- Davudabad Location within Iran
- Coordinates: 36°17′32″N 45°19′42″E﻿ / ﻿36.29222°N 45.32833°E
- Country: Iran
- Province: West Azerbaijan
- County: Mirabad
- District: Central
- Rural District: Savan

Population (2016)
- • Total: 537
- Time zone: UTC+3:30 (IRST)

= Davudabad, West Azerbaijan =

Village in West Azerbaijan province, Iran

Davudabad (داوداباد) (Note: Also romanized as Dāvūdābād) is a village in Savan Rural District of the Central District (Note: Formerly Vazineh District of Sardasht County) in Mirabad County, West Azerbaijan province, Iran.

==Demographics==
===Population===
At the time of the 2006 National Census, the village's population was 611 in 110 households, when it was in Gavork-e Nalin Rural District of Vazineh District (Note: Renamed the Central District of Mirabad County) in Sardasht County.
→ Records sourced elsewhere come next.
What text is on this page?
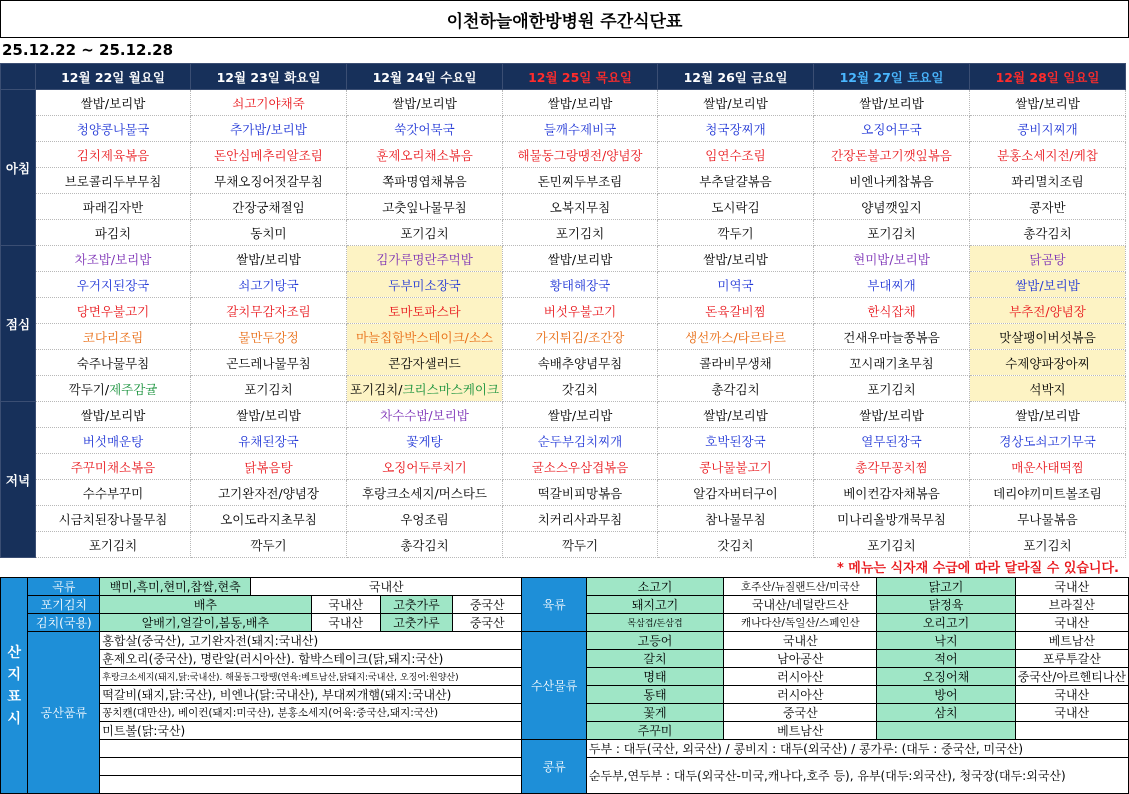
이천하늘애한방병원 주간식단표
25.12.22 ~ 25.12.28
	12월 22일 월요일	12월 23일 화요일	12월 24일 수요일	12월 25일 목요일	12월 26일 금요일	12월 27일 토요일	12월 28일 일요일
아침	쌀밥/보리밥	쇠고기야채죽	쌀밥/보리밥	쌀밥/보리밥	쌀밥/보리밥	쌀밥/보리밥	쌀밥/보리밥
	청양콩나물국	추가밥/보리밥	쑥갓어묵국	들깨수제비국	청국장찌개	오징어무국	콩비지찌개
	김치제육볶음	돈안심메추리알조림	훈제오리채소볶음	해물동그랑땡전/양념장	임연수조림	간장돈불고기깻잎볶음	분홍소세지전/케찹
	브로콜리두부무침	무채오징어젓갈무침	쪽파명엽채볶음	돈민찌두부조림	부추달걀볶음	비엔나케찹볶음	꽈리멸치조림
	파래김자반	간장궁채절임	고춧잎나물무침	오복지무침	도시락김	양념깻잎지	콩자반
	파김치	동치미	포기김치	포기김치	깍두기	포기김치	총각김치
점심	차조밥/보리밥	쌀밥/보리밥	김가루명란주먹밥	쌀밥/보리밥	쌀밥/보리밥	현미밥/보리밥	닭곰탕
	우거지된장국	쇠고기탕국	두부미소장국	황태해장국	미역국	부대찌개	쌀밥/보리밥
	당면우불고기	갈치무감자조림	토마토파스타	버섯우불고기	돈육갈비찜	한식잡채	부추전/양념장
	코다리조림	물만두강정	마늘칩함박스테이크/소스	가지튀김/조간장	생선까스/타르타르	건새우마늘쫑볶음	맛살팽이버섯볶음
	숙주나물무침	곤드레나물무침	콘감자샐러드	속배추양념무침	콜라비무생채	꼬시래기초무침	수제양파장아찌
	깍두기/제주감귤	포기김치	포기김치/크리스마스케이크	갓김치	총각김치	포기김치	석박지
저녁	쌀밥/보리밥	쌀밥/보리밥	차수수밥/보리밥	쌀밥/보리밥	쌀밥/보리밥	쌀밥/보리밥	쌀밥/보리밥
	버섯매운탕	유채된장국	꽃게탕	순두부김치찌개	호박된장국	열무된장국	경상도쇠고기무국
	주꾸미채소볶음	닭볶음탕	오징어두루치기	굴소스우삼겹볶음	콩나물불고기	총각무꽁치찜	매운사태떡찜
	수수부꾸미	고기완자전/양념장	후랑크소세지/머스타드	떡갈비피망볶음	알감자버터구이	베이컨감자채볶음	데리야끼미트볼조림
	시금치된장나물무침	오이도라지초무침	우엉조림	치커리사과무침	참나물무침	미나리올방개묵무침	무나물볶음
	포기김치	깍두기	총각김치	깍두기	갓김치	포기김치	포기김치
* 메뉴는 식자재 수급에 따라 달라질 수 있습니다.
산
지
표
시	곡류	백미,흑미,현미,찹쌀,현축	국내산				육류	소고기	호주산/뉴질랜드산/미국산	닭고기	국내산
	포기김치	배추		국내산	고춧가루	중국산		돼지고기	국내산/네덜란드산	닭정육	브라질산
	김치(국용)	알배기,얼갈이,봄동,배추		국내산	고춧가루	중국산		목삼겹/돈삼겹	캐나다산/독일산/스페인산	오리고기	국내산
	공산품류	홍합살(중국산), 고기완자전(돼지:국내산)					수산물류	고등어	국내산	낙지	베트남산
		훈제오리(중국산), 명란알(러시아산). 함박스테이크(닭,돼지:국산)						갈치	남아공산	적어	포루투갈산
		후랑크소세지(돼지,닭:국내산). 해물동그랑땡(연육:베트남산,닭돼지:국내산, 오징어:원양산)						명태	러시아산	오징어채	중국산/아르헨티나산
		떡갈비(돼지,닭:국산), 비엔나(닭:국내산), 부대찌개햄(돼지:국내산)						동태	러시아산	방어	국내산
		꽁치캔(대만산), 베이컨(돼지:미국산), 분홍소세지(어육:중국산,돼지:국산)						꽃게	중국산	삼치	국내산
		미트볼(닭:국산)						주꾸미	베트남산		
							콩류	두부 : 대두(국산, 외국산) / 콩비지 : 대두(외국산) / 콩가루: (대두 : 중국산, 미국산)			
								순두부,연두부 : 대두(외국산-미국,캐나다,호주 등), 유부(대두:외국산), 청국장(대두:외국산)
The following census in 2011 counted 553 people in 127 households. The 2016 census measured the population of the village as 537 people in 154 households.

In 2022, the district was separated from the county in the establishment of Mirabad County and renamed the Central District. Davudabad was transferred to Savan Rural District created in the same district.